Г-н де Портебиз начинал уже вполне осваиваться с м-ль Фаншон и со всем, что ее касалось. В ней было что-то легкое, гибкое и тонкое. Все это сливалось в юную грацию, которая легко могла бы перейти в сладострастие, если бы оттенок чистоты и наивности не изливал на нее ту чарующую свежесть и невинность, которые на самом деле мешали придавать какой-либо иной смысл ее речам и задавать себе вопрос, что, собственно, понимала она под забавами аббата.

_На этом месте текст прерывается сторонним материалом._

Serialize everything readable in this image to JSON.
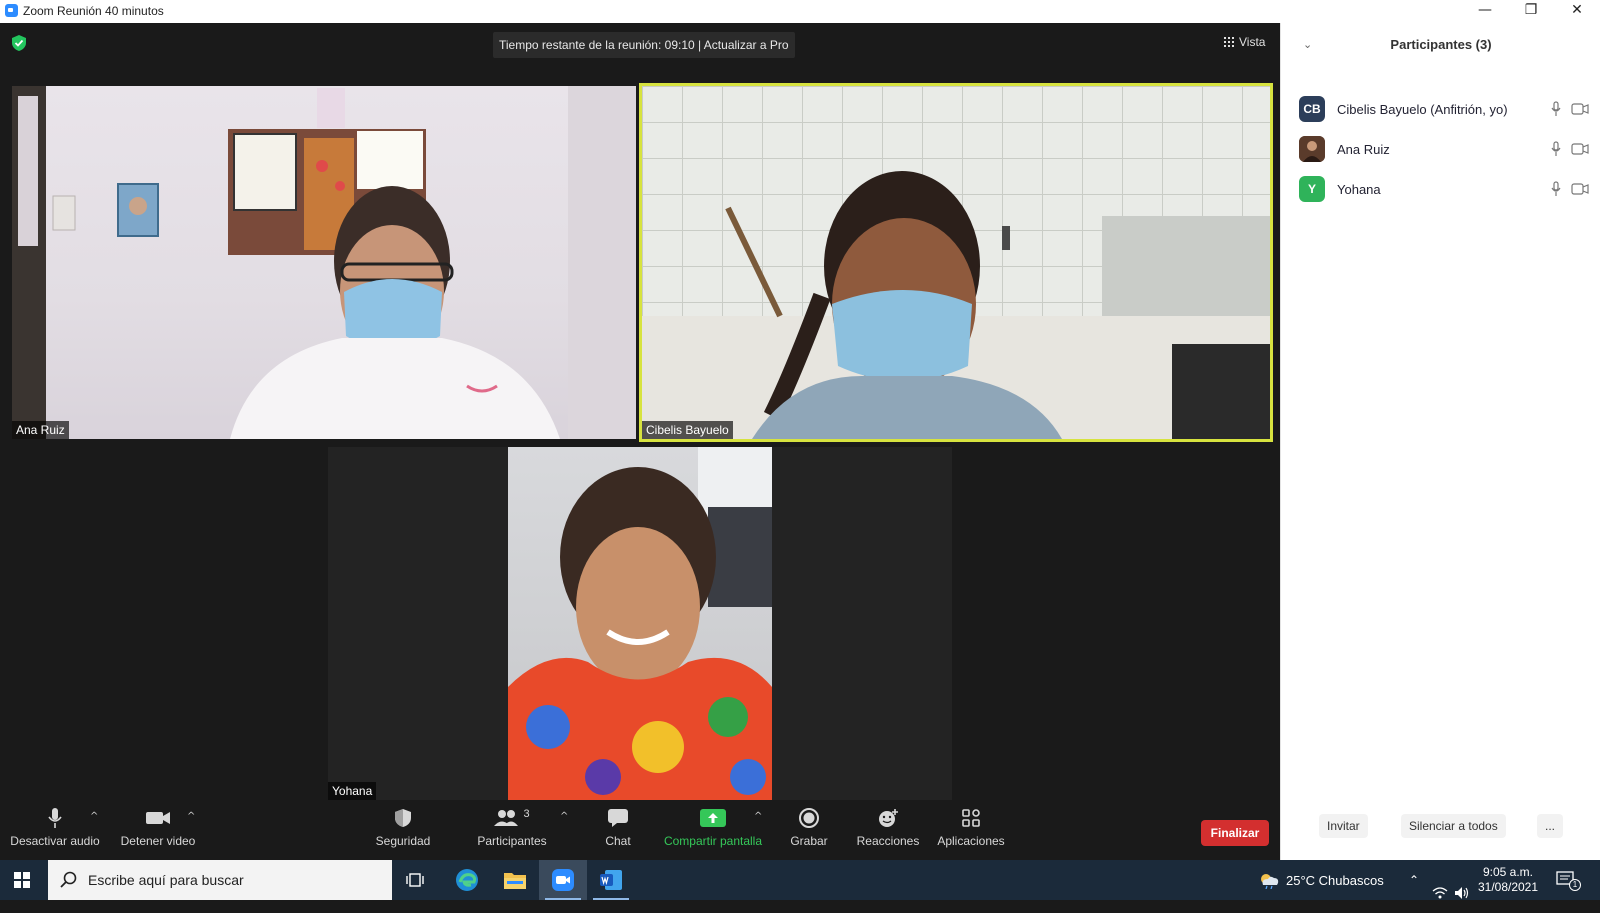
{
  "window": {
    "title": "Zoom Reunión 40 minutos",
    "minimize": "—",
    "restore": "❐",
    "close": "✕"
  },
  "meeting": {
    "timer_text": "Tiempo restante de la reunión: 09:10 | Actualizar a Pro",
    "view_label": "Vista",
    "tiles": [
      {
        "name": "Ana Ruiz"
      },
      {
        "name": "Cibelis Bayuelo",
        "active_speaker": true
      },
      {
        "name": "Yohana"
      }
    ],
    "active_border_color": "#d7e33f"
  },
  "toolbar": {
    "mute_label": "Desactivar audio",
    "video_label": "Detener video",
    "security_label": "Seguridad",
    "participants_label": "Participantes",
    "participants_count": "3",
    "chat_label": "Chat",
    "share_label": "Compartir pantalla",
    "record_label": "Grabar",
    "reactions_label": "Reacciones",
    "apps_label": "Aplicaciones",
    "end_label": "Finalizar",
    "caret": "^"
  },
  "panel": {
    "title": "Participantes (3)",
    "collapse_icon": "⌄",
    "participants": [
      {
        "initials": "CB",
        "name": "Cibelis Bayuelo (Anfitrión, yo)",
        "avatar_color": "#2c3e5a"
      },
      {
        "initials": "",
        "name": "Ana Ruiz",
        "avatar_color": "#5a3b2b"
      },
      {
        "initials": "Y",
        "name": "Yohana",
        "avatar_color": "#2fb35a"
      }
    ],
    "invite_label": "Invitar",
    "mute_all_label": "Silenciar a todos",
    "more_label": "..."
  },
  "taskbar": {
    "search_placeholder": "Escribe aquí para buscar",
    "weather": "25°C  Chubascos",
    "time": "9:05 a.m.",
    "date": "31/08/2021",
    "notification_count": "1"
  }
}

М-ль Фаншон в отсутствие г-на Юберте не раз занимала его посетителей, но среди них встречалось не много столь изящных, как г-н де Портебиз; поэтому и восхищалась она тонким кружевом его манжет и блестящим покроем его платья, не чувствуя при виде его никакой неловкости и скорее польщенная улыбками и вниманием, которые прекрасный господин уделял ее личику и ее болтовне.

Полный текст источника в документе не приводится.